Jules Pollet, bijdragen tot de geschiedenis van Aartrijke 898-1740, eigen uitgave, p. 122-126:
-Bijna een eeuw lang van 1619 tot 1718 waren Joos Hacx en zijn zoon Cornelis kosters te Aartrijke. Tevens was hij ook parochieschrijver en amman.
-Daarbij beschikte hij ook over een woning die op kosten van de parochie werd onderhouden.
-Joos Hacx kreeg zijn vaste benoeming: hij werd erfachtig koster, door collatiebrief van bisschop D. Christofori van 14 oktober 1626.
-Zo wordt op 1 augustus 1630 tussen Joos Hacx enerzijds en pastoor, hoofdman en notabele parochianen anderzijds, voor een termijn van drie jaar, een kontrakt gesloten, waarbij Joos Hacx, met ingang van 1 augustus 1630 op zich neemt de kosterij te bedienen, alle schrijfwerk te doen voor de parochie en "thouden behoorlicke schole". Maar zijn termijn doet hij niet uit. Er was iets gebeurd: "een groot leetwesen, eenen manslach, ghedaen tzijnder defentie". Joos Hacx had Cornelis Baert vermoord! Maar "van tselve ongheluck" bekwam hij "behoorlick remis en gratie van zijn Conincklijcke Majesteijt".
-tijdens het proces noteerde men: zou het schandaal verwekken iemand als Joos Hacx een kerkelijke bediening te laten bekleden "die publijckelijck jactiteert ende niet en schaempt hem zelven te segghen te wesen een kijndt van een pastoor ende geprofesten mueninck". Vanaf 1 augustus 1639 bekleedde Joos Hacx weer de kosterij en zou dit blijven doen tot hij in 1666 opgevolgd werd door zijn zoon Cornelis.
-Tevens bleef Joos Hacx parochieschrijver. Hij was ook amman tot 1640 en opnieuw van 1655 tot 1652.
-Bij zijn dekanaal bezoek in 1639 en 1640 noteert deken Walter Smidts dat koster Joos Hacx herberg hield en brouwde. In 1644 vermeldt Willem Van Houcke dat koster Joos Hacx zich teveel bezighoudt met koopmansbezigheden en wereldse negotie.

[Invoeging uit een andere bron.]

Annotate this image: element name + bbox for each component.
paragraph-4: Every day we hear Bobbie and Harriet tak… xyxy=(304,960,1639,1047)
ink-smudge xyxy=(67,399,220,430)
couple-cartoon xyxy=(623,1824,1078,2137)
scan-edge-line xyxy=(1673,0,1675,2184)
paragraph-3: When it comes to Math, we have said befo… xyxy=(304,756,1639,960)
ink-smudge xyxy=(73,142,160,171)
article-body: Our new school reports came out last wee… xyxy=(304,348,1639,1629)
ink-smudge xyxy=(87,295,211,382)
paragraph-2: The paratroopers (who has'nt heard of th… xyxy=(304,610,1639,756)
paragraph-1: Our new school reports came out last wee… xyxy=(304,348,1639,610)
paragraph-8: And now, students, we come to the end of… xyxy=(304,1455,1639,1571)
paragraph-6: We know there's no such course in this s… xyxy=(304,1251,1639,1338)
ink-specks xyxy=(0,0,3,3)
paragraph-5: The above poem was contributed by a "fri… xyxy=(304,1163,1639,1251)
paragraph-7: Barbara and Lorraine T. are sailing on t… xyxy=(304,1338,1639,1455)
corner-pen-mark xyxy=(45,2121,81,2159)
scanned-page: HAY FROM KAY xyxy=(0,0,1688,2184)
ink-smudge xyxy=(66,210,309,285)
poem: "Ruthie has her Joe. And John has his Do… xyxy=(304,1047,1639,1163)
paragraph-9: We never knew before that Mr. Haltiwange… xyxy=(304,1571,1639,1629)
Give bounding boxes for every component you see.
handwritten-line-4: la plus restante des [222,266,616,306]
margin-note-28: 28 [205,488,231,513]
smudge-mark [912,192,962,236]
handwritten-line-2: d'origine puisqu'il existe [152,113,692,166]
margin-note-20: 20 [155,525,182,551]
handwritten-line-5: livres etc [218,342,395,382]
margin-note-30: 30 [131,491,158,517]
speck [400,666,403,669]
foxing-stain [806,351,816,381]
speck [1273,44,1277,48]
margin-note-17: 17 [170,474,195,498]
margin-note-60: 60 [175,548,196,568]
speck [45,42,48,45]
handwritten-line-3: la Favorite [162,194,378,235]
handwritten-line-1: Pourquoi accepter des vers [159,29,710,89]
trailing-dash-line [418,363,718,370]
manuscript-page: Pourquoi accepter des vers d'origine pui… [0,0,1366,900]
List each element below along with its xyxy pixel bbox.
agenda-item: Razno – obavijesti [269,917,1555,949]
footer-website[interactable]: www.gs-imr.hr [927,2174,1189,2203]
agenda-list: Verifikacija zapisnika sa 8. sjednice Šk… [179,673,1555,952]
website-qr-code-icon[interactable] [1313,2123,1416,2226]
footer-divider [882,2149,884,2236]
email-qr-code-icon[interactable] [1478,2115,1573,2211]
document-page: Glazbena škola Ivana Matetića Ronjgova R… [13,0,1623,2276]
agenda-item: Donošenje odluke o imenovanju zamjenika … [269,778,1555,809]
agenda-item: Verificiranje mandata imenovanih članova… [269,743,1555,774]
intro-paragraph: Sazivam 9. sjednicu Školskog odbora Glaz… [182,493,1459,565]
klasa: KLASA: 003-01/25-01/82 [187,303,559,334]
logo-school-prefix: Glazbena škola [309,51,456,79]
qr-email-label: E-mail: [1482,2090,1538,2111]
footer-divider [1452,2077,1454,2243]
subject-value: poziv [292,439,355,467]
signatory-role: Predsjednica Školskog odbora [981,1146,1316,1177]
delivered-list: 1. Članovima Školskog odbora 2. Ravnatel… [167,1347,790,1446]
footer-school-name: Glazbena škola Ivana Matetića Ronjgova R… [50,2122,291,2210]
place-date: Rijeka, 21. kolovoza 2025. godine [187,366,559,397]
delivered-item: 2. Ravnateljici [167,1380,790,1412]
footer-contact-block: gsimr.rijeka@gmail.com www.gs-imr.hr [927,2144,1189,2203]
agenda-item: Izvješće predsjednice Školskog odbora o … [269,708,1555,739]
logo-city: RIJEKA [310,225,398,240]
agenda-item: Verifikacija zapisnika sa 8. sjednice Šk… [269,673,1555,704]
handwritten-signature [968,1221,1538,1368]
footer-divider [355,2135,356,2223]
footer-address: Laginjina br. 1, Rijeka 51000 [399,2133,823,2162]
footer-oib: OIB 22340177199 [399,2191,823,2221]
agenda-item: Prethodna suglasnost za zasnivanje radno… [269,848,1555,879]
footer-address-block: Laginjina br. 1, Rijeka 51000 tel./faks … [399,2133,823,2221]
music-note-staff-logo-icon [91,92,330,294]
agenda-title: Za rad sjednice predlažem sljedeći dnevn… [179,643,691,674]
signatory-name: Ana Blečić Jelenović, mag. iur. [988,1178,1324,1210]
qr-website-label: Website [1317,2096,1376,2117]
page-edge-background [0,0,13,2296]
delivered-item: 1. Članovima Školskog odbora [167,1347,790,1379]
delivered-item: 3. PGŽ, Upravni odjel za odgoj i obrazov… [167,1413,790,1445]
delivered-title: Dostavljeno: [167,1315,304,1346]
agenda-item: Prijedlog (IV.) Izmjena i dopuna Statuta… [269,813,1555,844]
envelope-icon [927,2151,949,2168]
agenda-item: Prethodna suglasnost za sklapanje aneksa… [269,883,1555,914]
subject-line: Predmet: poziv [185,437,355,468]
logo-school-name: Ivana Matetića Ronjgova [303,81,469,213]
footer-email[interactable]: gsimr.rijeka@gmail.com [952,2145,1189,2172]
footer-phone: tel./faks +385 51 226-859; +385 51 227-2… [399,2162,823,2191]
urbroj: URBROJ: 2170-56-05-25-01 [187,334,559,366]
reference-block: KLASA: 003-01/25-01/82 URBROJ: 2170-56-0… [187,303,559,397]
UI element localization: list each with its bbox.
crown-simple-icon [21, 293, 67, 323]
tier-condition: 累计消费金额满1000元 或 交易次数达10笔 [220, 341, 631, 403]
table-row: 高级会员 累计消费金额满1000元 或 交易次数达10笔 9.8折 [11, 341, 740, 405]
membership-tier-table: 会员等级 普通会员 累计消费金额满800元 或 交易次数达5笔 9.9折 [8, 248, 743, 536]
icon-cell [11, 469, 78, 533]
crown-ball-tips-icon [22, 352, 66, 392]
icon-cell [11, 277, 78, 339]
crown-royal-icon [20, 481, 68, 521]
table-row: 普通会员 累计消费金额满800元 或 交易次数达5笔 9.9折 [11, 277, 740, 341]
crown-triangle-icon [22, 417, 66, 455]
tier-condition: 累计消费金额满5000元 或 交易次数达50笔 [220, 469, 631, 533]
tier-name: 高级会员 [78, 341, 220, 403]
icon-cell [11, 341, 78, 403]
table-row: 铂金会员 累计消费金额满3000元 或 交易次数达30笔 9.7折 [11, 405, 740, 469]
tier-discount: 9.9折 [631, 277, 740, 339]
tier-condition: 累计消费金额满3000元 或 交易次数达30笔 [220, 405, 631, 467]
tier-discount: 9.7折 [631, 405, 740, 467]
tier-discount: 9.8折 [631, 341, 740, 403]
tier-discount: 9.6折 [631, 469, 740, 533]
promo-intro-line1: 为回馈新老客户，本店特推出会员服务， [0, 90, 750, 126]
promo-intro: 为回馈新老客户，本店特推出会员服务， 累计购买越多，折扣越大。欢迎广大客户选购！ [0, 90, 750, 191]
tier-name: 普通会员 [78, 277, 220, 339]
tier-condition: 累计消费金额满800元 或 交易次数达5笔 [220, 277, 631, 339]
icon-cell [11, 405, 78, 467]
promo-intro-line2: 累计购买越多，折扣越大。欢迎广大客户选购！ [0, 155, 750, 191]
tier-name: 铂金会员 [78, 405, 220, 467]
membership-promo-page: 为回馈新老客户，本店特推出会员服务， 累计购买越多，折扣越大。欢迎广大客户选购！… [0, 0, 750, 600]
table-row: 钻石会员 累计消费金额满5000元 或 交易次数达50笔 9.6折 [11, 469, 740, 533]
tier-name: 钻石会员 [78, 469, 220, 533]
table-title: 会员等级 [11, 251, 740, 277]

In opdracht van de bisschop moest de deken hem een stevige vermaning geven. Hiervan schijnt Joos Hacx zich niet veel te hebben aangetrokken. Na herberg te hebben gehouden, wordt hij molenaar op de "Platsemeulen". De kerkrekeningen van 1657, 1659 en 1661 vermelden de cijnspacht van 6 s. 8 gr. per jaar door Joos Hacx betaald voor 50 roeden lands oost op het "kerckestick daer zijn muelen up staet". ... Ook op de andere Aartrijkse molen, de Noordmolen, was hij molenaar.
-Joos Hacx stierf te Aartrijke op 17 oktober 1678. Zijn weduwe Jacoba Inghelbrecht overleed op 18 januari 1681. Zij schonk aan de kerk een grote hoeveelheid heidegronden.